Pourquoi l’attentat à Charlie Hebdo nous rend (déjà) cons

L’attentat contre Charlie Hebdo tourne en boucle sur toutes les télés. Normalement, plus une nouvelle est partout dans les médias, moins on en a grand chose à foutre. On change de gouvernement, la Bourse se casse la gueule : on continuera à aller prendre une brosse le soir et à déconner de la même manière.

NDLR: Cet éditorial a été publié hier chez nos amis de chez StreetPress et nous tenons à le republier ici, parce qu’il montre une réflexion que nous trouvons pertinente.

Pourtant sur ce coup-là, avec l’attentat, on est en plein dedans. Pas parce que les tueurs ont abandonné leur voiture à deux rues de StreetPress. Pas parce qu’on s’est tapé la tête contre le mur de tristesse quand on appris la nouvelle. Mais parce que l’attentat a déjà commencé à nous rendre cons, dans notre vie de tous les jours ou ici chez StreetPress. Voilà pourquoi :

On s’autocensure déjà

Quelques heures après l’attentat, l’équipe de StreetPress débattait : doit-on sortir demain, comme prévu, notre reportage dans la mosquée de Drancy avec l’Imam chouchou des médias? On décide de reporter l’article à la semaine prochaine.

On réfléchit à plusieurs articles sur les musulmans de France, mais finalement, on se dit que ça serait tomber dans le panneau que de les mêler à l’actu du jour.

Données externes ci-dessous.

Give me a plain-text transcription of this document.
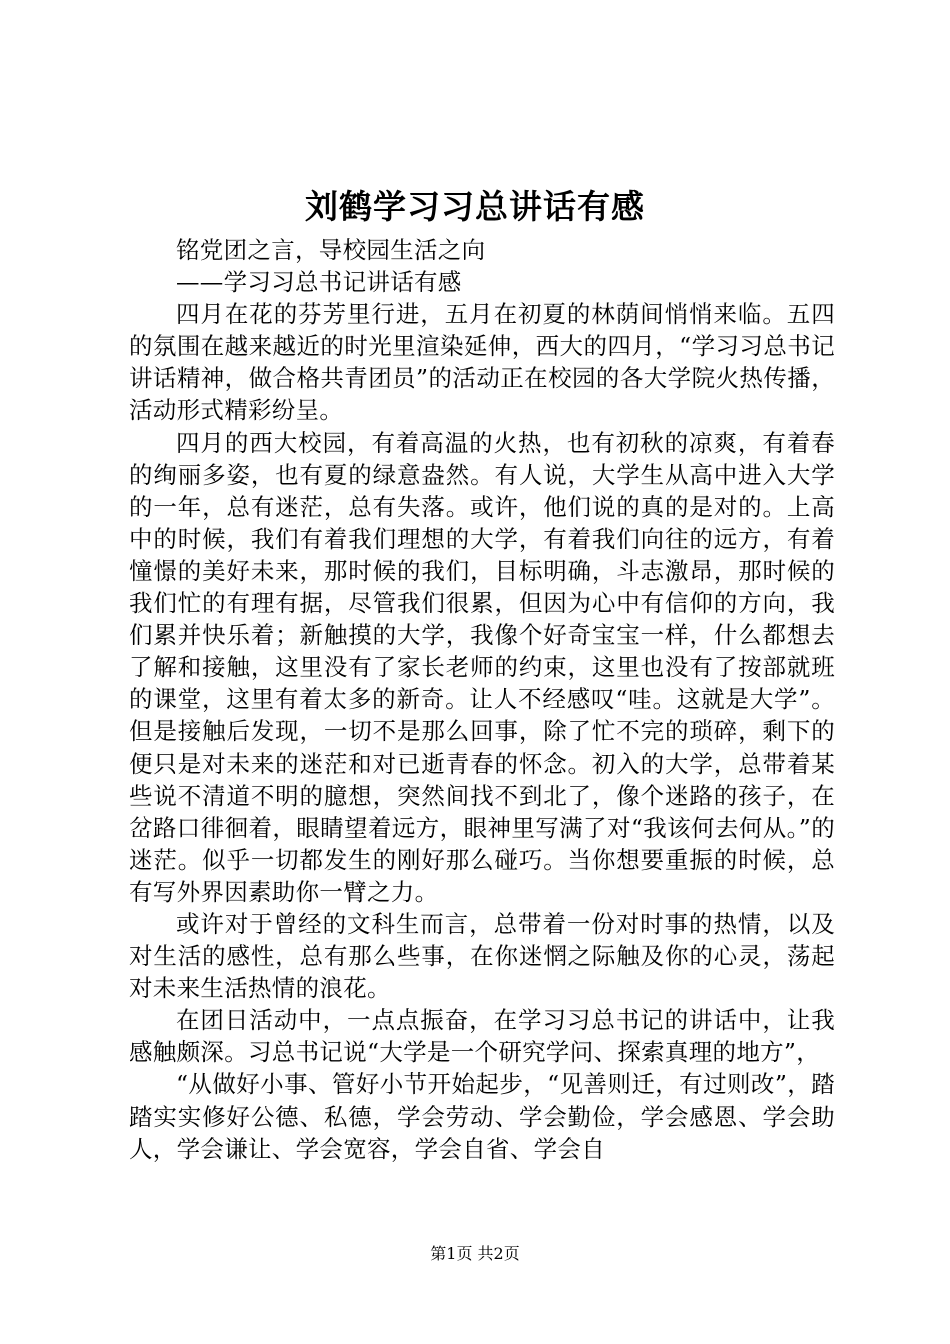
刘鹤学习习总讲话有感

铭党团之言，导校园生活之向

——学习习总书记讲话有感

四月在花的芬芳里行进，五月在初夏的林荫间悄悄来临。五四的氛围在越来越近的时光里渲染延伸，西大的四月，“学习习总书记讲话精神，做合格共青团员”的活动正在校园的各大学院火热传播，活动形式精彩纷呈。

四月的西大校园，有着高温的火热，也有初秋的凉爽，有着春的绚丽多姿，也有夏的绿意盎然。有人说，大学生从高中进入大学的一年，总有迷茫，总有失落。或许，他们说的真的是对的。上高中的时候，我们有着我们理想的大学，有着我们向往的远方，有着憧憬的美好未来，那时候的我们，目标明确，斗志激昂，那时候的我们忙的有理有据，尽管我们很累，但因为心中有信仰的方向，我们累并快乐着；新触摸的大学，我像个好奇宝宝一样，什么都想去了解和接触，这里没有了家长老师的约束，这里也没有了按部就班的课堂，这里有着太多的新奇。让人不经感叹“哇。这就是大学”。但是接触后发现，一切不是那么回事，除了忙不完的琐碎，剩下的便只是对未来的迷茫和对已逝青春的怀念。初入的大学，总带着某些说不清道不明的臆想，突然间找不到北了，像个迷路的孩子，在岔路口徘徊着，眼睛望着远方，眼神里写满了对“我该何去何从。”的迷茫。似乎一切都发生的刚好那么碰巧。当你想要重振的时候，总有写外界因素助你一臂之力。

或许对于曾经的文科生而言，总带着一份对时事的热情，以及对生活的感性，总有那么些事，在你迷惘之际触及你的心灵，荡起对未来生活热情的浪花。

在团日活动中，一点点振奋，在学习习总书记的讲话中，让我感触颇深。习总书记说“大学是一个研究学问、探索真理的地方”，

“从做好小事、管好小节开始起步，“见善则迁，有过则改”，踏踏实实修好公德、私德，学会劳动、学会勤俭，学会感恩、学会助人，学会谦让、学会宽容，学会自省、学会自

第1页 共2页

On a bien envie de parler des blogueurs qui expliquent que l’attentat est une conspiration, mais attendons un peu, ce serait donner trop d’importance aux extrémistes qui profitent de ce genre d’épisodes pour gonfler leurs rangs.

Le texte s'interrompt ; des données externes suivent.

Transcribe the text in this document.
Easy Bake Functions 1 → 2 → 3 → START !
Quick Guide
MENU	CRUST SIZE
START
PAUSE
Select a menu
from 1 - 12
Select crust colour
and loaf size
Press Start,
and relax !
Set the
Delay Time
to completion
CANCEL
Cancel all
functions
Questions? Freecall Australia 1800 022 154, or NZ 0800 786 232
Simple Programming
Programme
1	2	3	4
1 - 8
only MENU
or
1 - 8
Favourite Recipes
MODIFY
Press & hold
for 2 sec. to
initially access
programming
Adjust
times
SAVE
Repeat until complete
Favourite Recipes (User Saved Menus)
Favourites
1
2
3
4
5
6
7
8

Peut-on écrire qu’on était au départ des lecteurs de Charlie Hebdo mais que certains d’entre nous ne se retrouvaient plus, depuis plusieurs années, dans la nouvelle ligne du journal? Pas évident non plus.

Sur les réseaux sociaux, c’est déjà la guerre

Un ami Facebook publie sur son mur :

« Ils méritaient que ça à Charlie Hebdo à parler comme ça des musulmans »

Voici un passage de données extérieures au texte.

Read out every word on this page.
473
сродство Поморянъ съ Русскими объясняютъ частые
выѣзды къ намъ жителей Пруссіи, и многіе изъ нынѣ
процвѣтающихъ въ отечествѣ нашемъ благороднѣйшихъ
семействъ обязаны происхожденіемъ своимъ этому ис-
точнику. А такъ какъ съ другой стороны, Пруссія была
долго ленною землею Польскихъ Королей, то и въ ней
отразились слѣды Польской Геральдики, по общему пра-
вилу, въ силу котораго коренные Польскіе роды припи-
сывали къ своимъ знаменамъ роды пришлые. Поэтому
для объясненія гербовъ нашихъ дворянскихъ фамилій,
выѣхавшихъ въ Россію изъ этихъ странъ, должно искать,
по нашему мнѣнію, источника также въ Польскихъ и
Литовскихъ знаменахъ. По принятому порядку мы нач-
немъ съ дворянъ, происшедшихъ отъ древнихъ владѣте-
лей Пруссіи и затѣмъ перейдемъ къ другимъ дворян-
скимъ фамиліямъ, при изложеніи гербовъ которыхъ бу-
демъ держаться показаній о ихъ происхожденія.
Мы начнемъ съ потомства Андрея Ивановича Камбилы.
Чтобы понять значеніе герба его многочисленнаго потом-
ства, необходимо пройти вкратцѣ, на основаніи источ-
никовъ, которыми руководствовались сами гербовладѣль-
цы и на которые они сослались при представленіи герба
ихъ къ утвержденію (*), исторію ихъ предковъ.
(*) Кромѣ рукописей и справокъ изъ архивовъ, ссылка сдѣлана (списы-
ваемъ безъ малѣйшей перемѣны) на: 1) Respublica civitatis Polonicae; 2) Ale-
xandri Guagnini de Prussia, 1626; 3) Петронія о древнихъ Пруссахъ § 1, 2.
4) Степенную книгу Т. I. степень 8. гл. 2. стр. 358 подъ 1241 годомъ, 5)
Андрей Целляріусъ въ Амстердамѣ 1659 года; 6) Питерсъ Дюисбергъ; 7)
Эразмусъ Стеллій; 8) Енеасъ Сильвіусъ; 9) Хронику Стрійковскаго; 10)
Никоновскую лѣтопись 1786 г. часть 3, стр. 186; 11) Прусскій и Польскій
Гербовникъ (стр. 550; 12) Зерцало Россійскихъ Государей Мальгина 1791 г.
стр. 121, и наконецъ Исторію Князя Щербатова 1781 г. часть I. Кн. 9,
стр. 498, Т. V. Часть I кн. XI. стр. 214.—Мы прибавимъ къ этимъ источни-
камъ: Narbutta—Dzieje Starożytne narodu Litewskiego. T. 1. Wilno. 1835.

Sa pote lui répond, et lui s’enferme dans son truc.

Les réseaux sociaux, c’est comme le café du coin de la rue. Sauf que la connerie aussitôt oubliée qu’on aurait lancée au bar, là on l’écrit, elle nous engage, et on s’enferme dedans. Si vous aviez des amis pro-palestiniens ou pro-israéliens dans vos amis Facebook, vous avez sans doute adoré la guerre à Gaza cet été. Attendez-vous à bien pire et à bloquer quelques amis dans les prochaines semaines.

Dans la vraie vie, on est déjà fous

Mercredi midi, une petite dame pousse la porte de StreetPress, pour nous dire de « nous méfier » après l’attaque contre Charlie Hebdo :

« C’est les islamistes, ils sont nombreux. Et vous savez les Arabes, je les connais bien les Arabes. C’est une race fourbe, c’est génétique… »

Merci madame. Au revoir madame.

Un instant plus tard, c’est le téléphone d’un des membres de la rédaction qui sonne. Au bout du fil, son gardien d’immeuble… qui lui donne le nouveau code d’entrée, qu’il vient de changer « suite aux événements ». Et puis c’est un proche d’un des journalistes qui appelle pour « conseiller de rentrer en métro, plutôt qu’en voiture », pour éviter de se faire braquer.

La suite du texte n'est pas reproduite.